Though the rate may not climb higher, the lagging labor market weighed a lot on the fragile global economic recovery, Gurria said at the new conference. "This last challenge is ... the most critical policy challenge: the human cost of the crisis."

"Unemployment is unlikely to begin falling until the end of this year. Thereafter, the pace of decline is likely to be modest. As a result, the OECD unemployment rate many still be around 8 percent by the end of 2011," Gurria presented.

OECD report called member countries to create 17 million jobs to improve employment back to its before-the-crisis level, and to pay special attention to the young, low-skilled and long- unemployed people, because they are the group suffered the most and now forming structural unemployment threatening future generation.

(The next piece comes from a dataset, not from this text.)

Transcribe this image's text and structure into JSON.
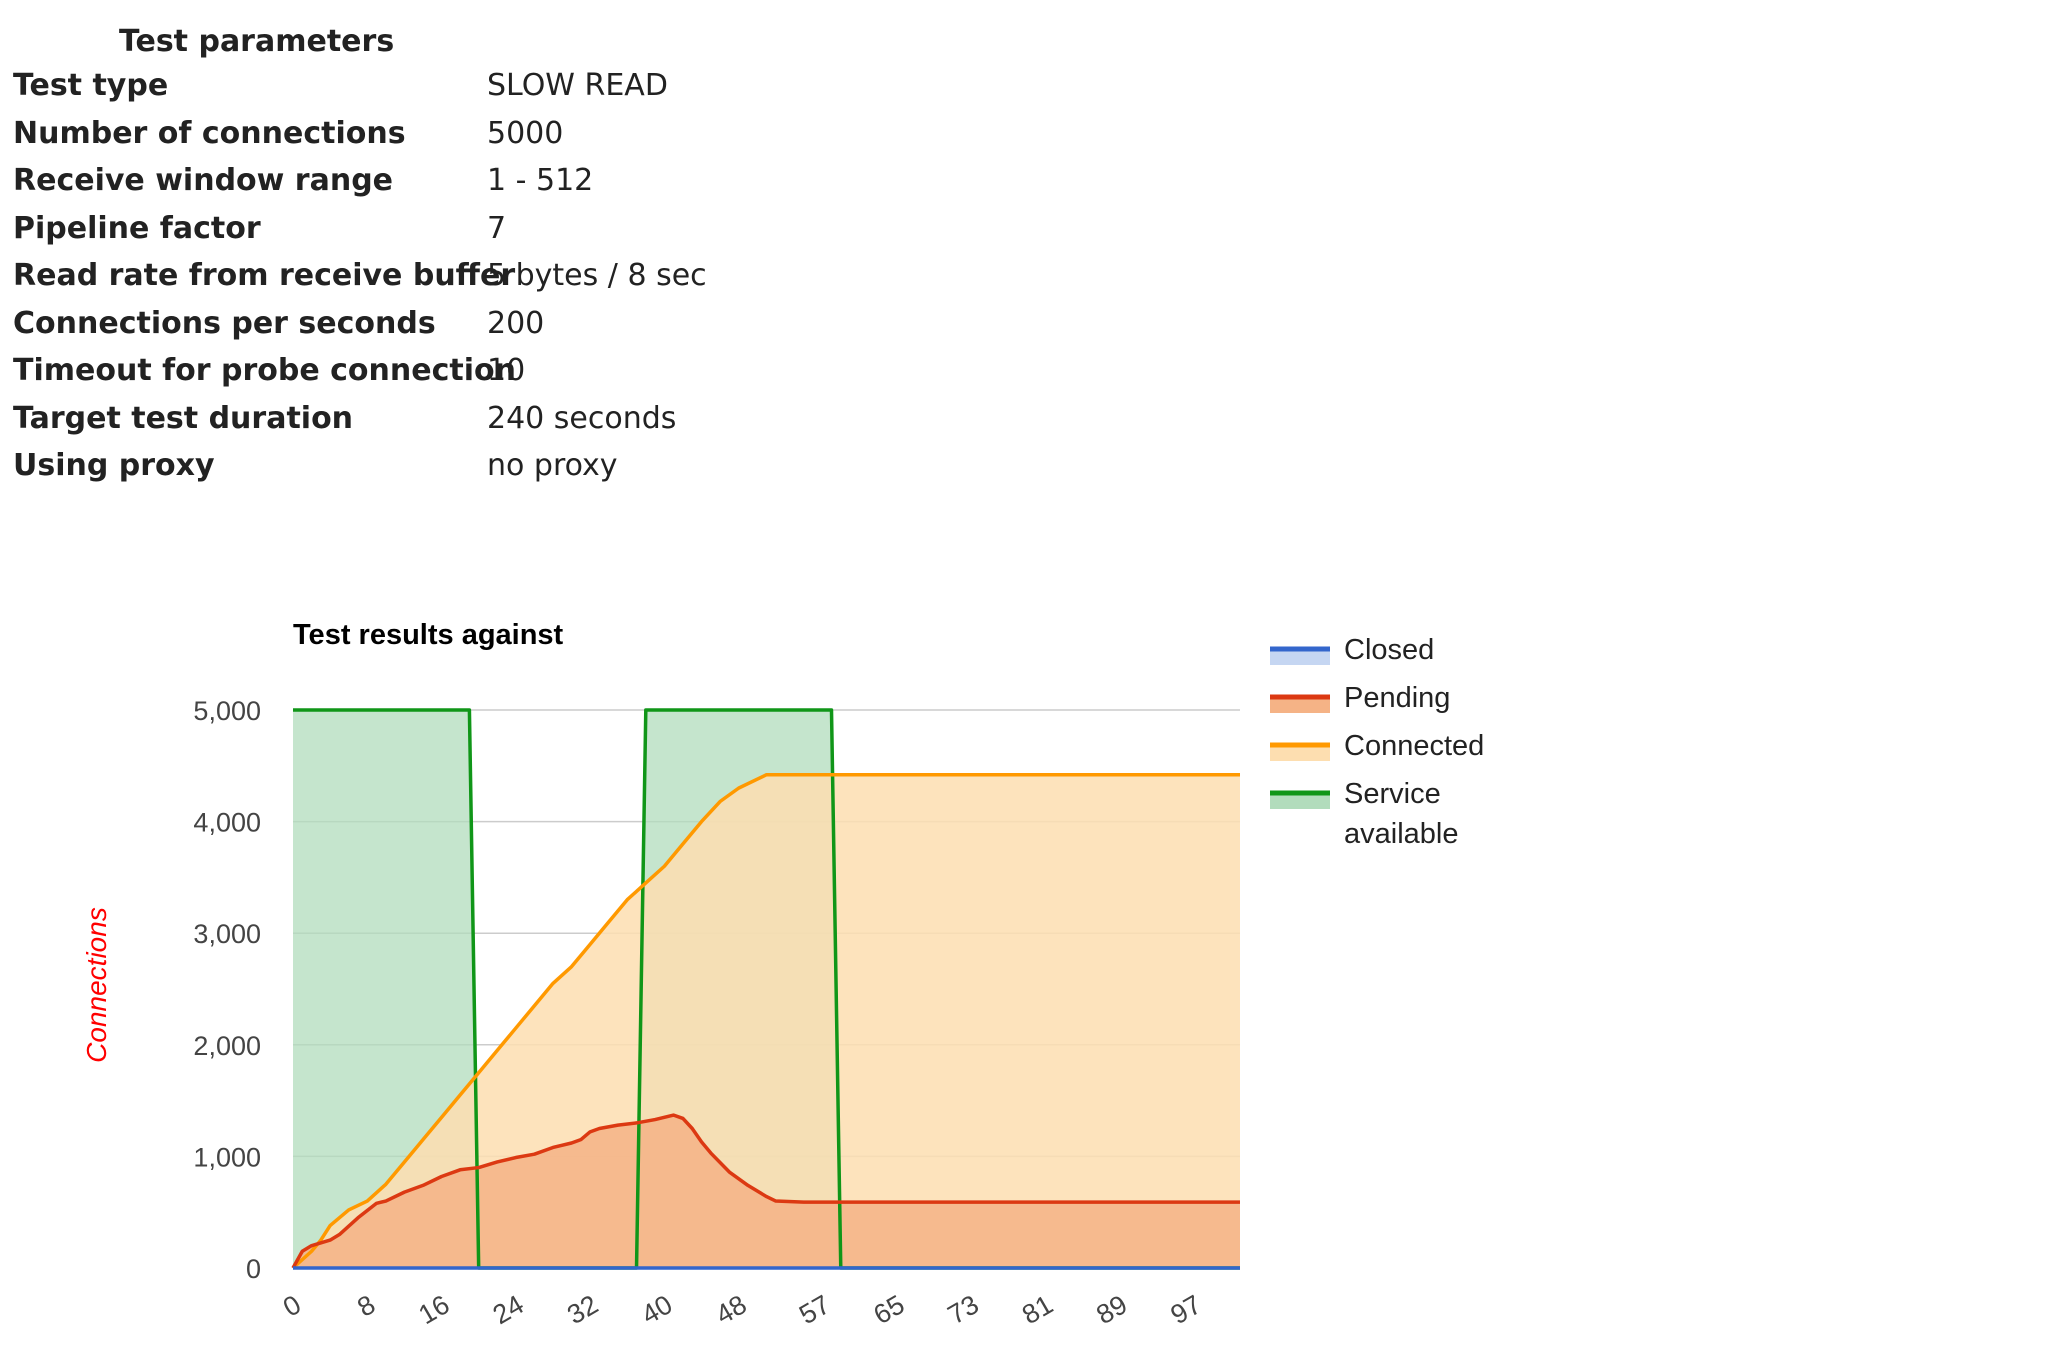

The world-wide consensus on fiscal consolidation reached at the G20 summit at Toronto, Canada, should not affect public investment and governmental support to jump-start job creation, the OECD chief underlined.

Among difficult choices on allocation of scarcer public budget, it was essential to focus on cost-effective program and to target the most disadvantaged groups mentioned above, OECD said.

"The possibility of having high unemployment rates in 2012, 2013 and 2014 is threatening to mark whole generation and change our culture in deep ways," Gurria noted.

The 2008-09 recession impact on global labor market is comparable to the deepest earlier downturn following the first oil price shock in 1973, according to OECD report.